Promenez-vous dans les grandes villes du pays et vous trouverez des boutiques de l'Inter Milan à Shanghaï et d'Arsenal à Pékin. Mais vous seriez bien en peine de dégotter un vendeur de maillots de clubs locaux ou de croiser des gens qui en portent dans la rue.

Des fans dans le magasin-restaurant de Manchester United à Hong-Kong (Chine), le 25 août 2011.  (JEROME FAVRE / GETTY IMAGES)

Les gros championnats européens ont même adapté leurs horaires au marché asiatique en organisant des matchs à midi pour avoir le prime time dans l'empire du milieu grâce au décalage horaire. Sans parler de certains clubs anglais qui traduisent en chinois le sponsor inscrit sur le maillot des joueurs. 

Le championnat chinois cru 2011 a commencé en avril. Des entreprises nationales ont investi des sommes colossales dans le foot sans que cela donne de résultats. C'est une société d'immobilier qui paye le salaire conséquent du sélectionneur national et qui est devenu sponsor du championnat pour aider à construire des infrastructures. Mais rien ne dit que l'argent investi soit allé aux bonnes personnes.

Le niveau reste faiblard
Le niveau général n'atteint pas des sommets, loin de la Corée de Sud ou du Japon, dont les clubs font des parcours autrement plus intéressants en Ligue des champions asiatique. Soixante-douzième nation au classement FIFA, la Chine n'a guère fait parler d'elle si ce n'est quand elle a battu la France, en juin 2010 à La Réunion, juste avant le sinistre Mondial français en Afrique du Sud. Aujourd'hui la Chine rappelle les péripéties de l'équipe olympique lors des JO de Pékin de 2008, un parcours qui n'a rien à envier à celui des rugbymen anglais qui se sont montrés, au Mondial de Nouvelle-Zélande, adeptes de sexe tarifé, d'humour gras et de lancers de nains.

Du coup, la pratique du football ne perce pas. La Chine compte moins de pratiquants occasionnels que l'Angleterre, selon Globaltimes.cn

Un supporter chinois déçu après la défaite de la Chine contre la Corée du Nord en demi-finale de la Coupe d'Asie féminine, à Chengdu, en Chine, le 27 mai 2010. (ZHANG WEI / AFP)

Des Français à l'export, mais pas des vedettes
Depuis les années 90, on a régulièrement vu des Français dans le championnat chinois. Cédric Sabin, que vous avez peut-être découvert au cours de la finale de la Coupe de France 1996 entre Nîmes et Auxerre, a joué un an au Shaanxi Chan Ba.

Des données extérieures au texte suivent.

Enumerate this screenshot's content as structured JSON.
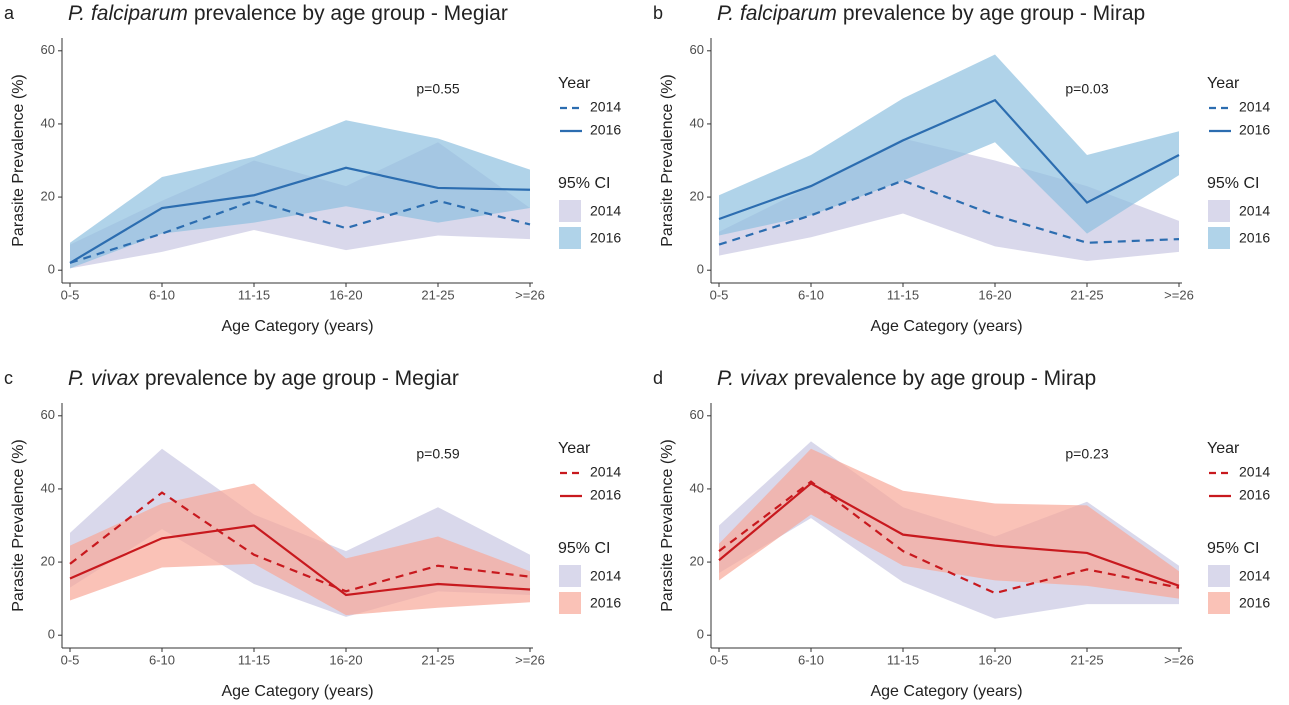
{
  "chart_data": [
    {
      "type": "line",
      "panel": "a",
      "species": "P. falciparum",
      "title": "prevalence by age group - Megiar",
      "annotation": "p=0.55",
      "xlabel": "Age Category (years)",
      "ylabel": "Parasite Prevalence (%)",
      "categories": [
        "0-5",
        "6-10",
        "11-15",
        "16-20",
        "21-25",
        ">=26"
      ],
      "ylim": [
        -3.5,
        63.5
      ],
      "yticks": [
        0,
        20,
        40,
        60
      ],
      "legend_title": "Year",
      "series": [
        {
          "name": "2014",
          "color": "#2c6db0",
          "linestyle": "dashed",
          "values": [
            2,
            10,
            19,
            11.5,
            19,
            12.5
          ]
        },
        {
          "name": "2016",
          "color": "#2c6db0",
          "linestyle": "solid",
          "values": [
            2,
            17,
            20.5,
            28,
            22.5,
            22
          ]
        }
      ],
      "ci_title": "95% CI",
      "bands": [
        {
          "name": "2014",
          "color": "#c9c8e3",
          "lower": [
            0.5,
            5,
            11,
            5.5,
            9.5,
            8.5
          ],
          "upper": [
            7,
            19,
            30,
            23,
            35,
            17
          ]
        },
        {
          "name": "2016",
          "color": "#8fc0e0",
          "lower": [
            0.5,
            10,
            13,
            17.5,
            13,
            17
          ],
          "upper": [
            7.5,
            25.5,
            31,
            41,
            36,
            27.5
          ]
        }
      ]
    },
    {
      "type": "line",
      "panel": "b",
      "species": "P. falciparum",
      "title": "prevalence by age group - Mirap",
      "annotation": "p=0.03",
      "xlabel": "Age Category (years)",
      "ylabel": "Parasite Prevalence (%)",
      "categories": [
        "0-5",
        "6-10",
        "11-15",
        "16-20",
        "21-25",
        ">=26"
      ],
      "ylim": [
        -3.5,
        63.5
      ],
      "yticks": [
        0,
        20,
        40,
        60
      ],
      "legend_title": "Year",
      "series": [
        {
          "name": "2014",
          "color": "#2c6db0",
          "linestyle": "dashed",
          "values": [
            7,
            15,
            24.5,
            15,
            7.5,
            8.5
          ]
        },
        {
          "name": "2016",
          "color": "#2c6db0",
          "linestyle": "solid",
          "values": [
            14,
            23,
            35.5,
            46.5,
            18.5,
            31.5
          ]
        }
      ],
      "ci_title": "95% CI",
      "bands": [
        {
          "name": "2014",
          "color": "#c9c8e3",
          "lower": [
            4,
            9,
            15.5,
            6.5,
            2.5,
            5
          ],
          "upper": [
            10.5,
            23,
            36,
            30,
            23,
            13.5
          ]
        },
        {
          "name": "2016",
          "color": "#8fc0e0",
          "lower": [
            9.5,
            15,
            24.5,
            35,
            10,
            26
          ],
          "upper": [
            20.5,
            31.5,
            47,
            59,
            31.5,
            38
          ]
        }
      ]
    },
    {
      "type": "line",
      "panel": "c",
      "species": "P. vivax",
      "title": "prevalence by age group - Megiar",
      "annotation": "p=0.59",
      "xlabel": "Age Category (years)",
      "ylabel": "Parasite Prevalence (%)",
      "categories": [
        "0-5",
        "6-10",
        "11-15",
        "16-20",
        "21-25",
        ">=26"
      ],
      "ylim": [
        -3.5,
        63.5
      ],
      "yticks": [
        0,
        20,
        40,
        60
      ],
      "legend_title": "Year",
      "series": [
        {
          "name": "2014",
          "color": "#c8191e",
          "linestyle": "dashed",
          "values": [
            19.5,
            39,
            22,
            12,
            19,
            16
          ]
        },
        {
          "name": "2016",
          "color": "#c8191e",
          "linestyle": "solid",
          "values": [
            15.5,
            26.5,
            30,
            11,
            14,
            12.5
          ]
        }
      ],
      "ci_title": "95% CI",
      "bands": [
        {
          "name": "2014",
          "color": "#c9c8e3",
          "lower": [
            13,
            29,
            14,
            5,
            12,
            11
          ],
          "upper": [
            28,
            51,
            33,
            23,
            35,
            22
          ]
        },
        {
          "name": "2016",
          "color": "#f8a898",
          "lower": [
            9.5,
            18.5,
            19.5,
            5.5,
            7.5,
            9
          ],
          "upper": [
            24.5,
            36,
            41.5,
            21,
            27,
            17.5
          ]
        }
      ]
    },
    {
      "type": "line",
      "panel": "d",
      "species": "P. vivax",
      "title": "prevalence by age group - Mirap",
      "annotation": "p=0.23",
      "xlabel": "Age Category (years)",
      "ylabel": "Parasite Prevalence (%)",
      "categories": [
        "0-5",
        "6-10",
        "11-15",
        "16-20",
        "21-25",
        ">=26"
      ],
      "ylim": [
        -3.5,
        63.5
      ],
      "yticks": [
        0,
        20,
        40,
        60
      ],
      "legend_title": "Year",
      "series": [
        {
          "name": "2014",
          "color": "#c8191e",
          "linestyle": "dashed",
          "values": [
            23,
            42,
            23,
            11.5,
            18,
            13
          ]
        },
        {
          "name": "2016",
          "color": "#c8191e",
          "linestyle": "solid",
          "values": [
            20.5,
            41.5,
            27.5,
            24.5,
            22.5,
            13.5
          ]
        }
      ],
      "ci_title": "95% CI",
      "bands": [
        {
          "name": "2014",
          "color": "#c9c8e3",
          "lower": [
            17,
            32,
            14.5,
            4.5,
            8.5,
            8.5
          ],
          "upper": [
            30,
            53,
            35,
            27,
            36.5,
            19
          ]
        },
        {
          "name": "2016",
          "color": "#f8a898",
          "lower": [
            15,
            33,
            19,
            15,
            13.5,
            10
          ],
          "upper": [
            25,
            51,
            39.5,
            36,
            35.5,
            17.5
          ]
        }
      ]
    }
  ]
}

Et il n'a pas perdu au change avec la Ligue 2 française, a expliqué son avocat dans So Foot en 2010. " 350 000 dollars pour une seule saison avec maison, chauffeur et interprète ! Ça fait rêver, hein ? Alors qu’il gagnait quoi à Vannes ? 15 000… En plus, là-bas, y'a rien, c’est mortel ! Ici, en Chine, Cédric joue devant 60 0000 spectateurs et parcourt l’Asie." D'autres joueurs assez connus comme Nicolas Ouédec, ex-gloire du FC Nantes, Wilfried Gohel, l'ex-attaquant du Sporting Bastia aux faux airs de Brad Pitt, et Christian Perez, ex-Nîmes Olympique, ont fait un passage par le championnat chinois.

Basket 1- Foot 0
D'autres sports, comme le basket, le badminton ou le tennis de table, mènent la vie dure au football, tant en terme d'intérêt que de pratique. Le basket a réussi sa mue grâce au charisme de la star Yao Ming, le géant passé par Houston. Mais aussi grâce à la qualité du championnat local, calqué sur le modèle de la NBA américaine.

Ainsi, s'inspirant du Miami Heat et autres New York Knicks, les équipes chinoises portent des noms tels que les Canards de Pékin, les Fusées de l'armée ou les Esturgeons du Fujian. La saison régulière et les éliminatoires sont bâtis selon la même structure que le championnat américain. Et en raison de la grève qui frappe ce dernier en ce début de saison, certaines stars américaines ont rejoint les parquets chinois.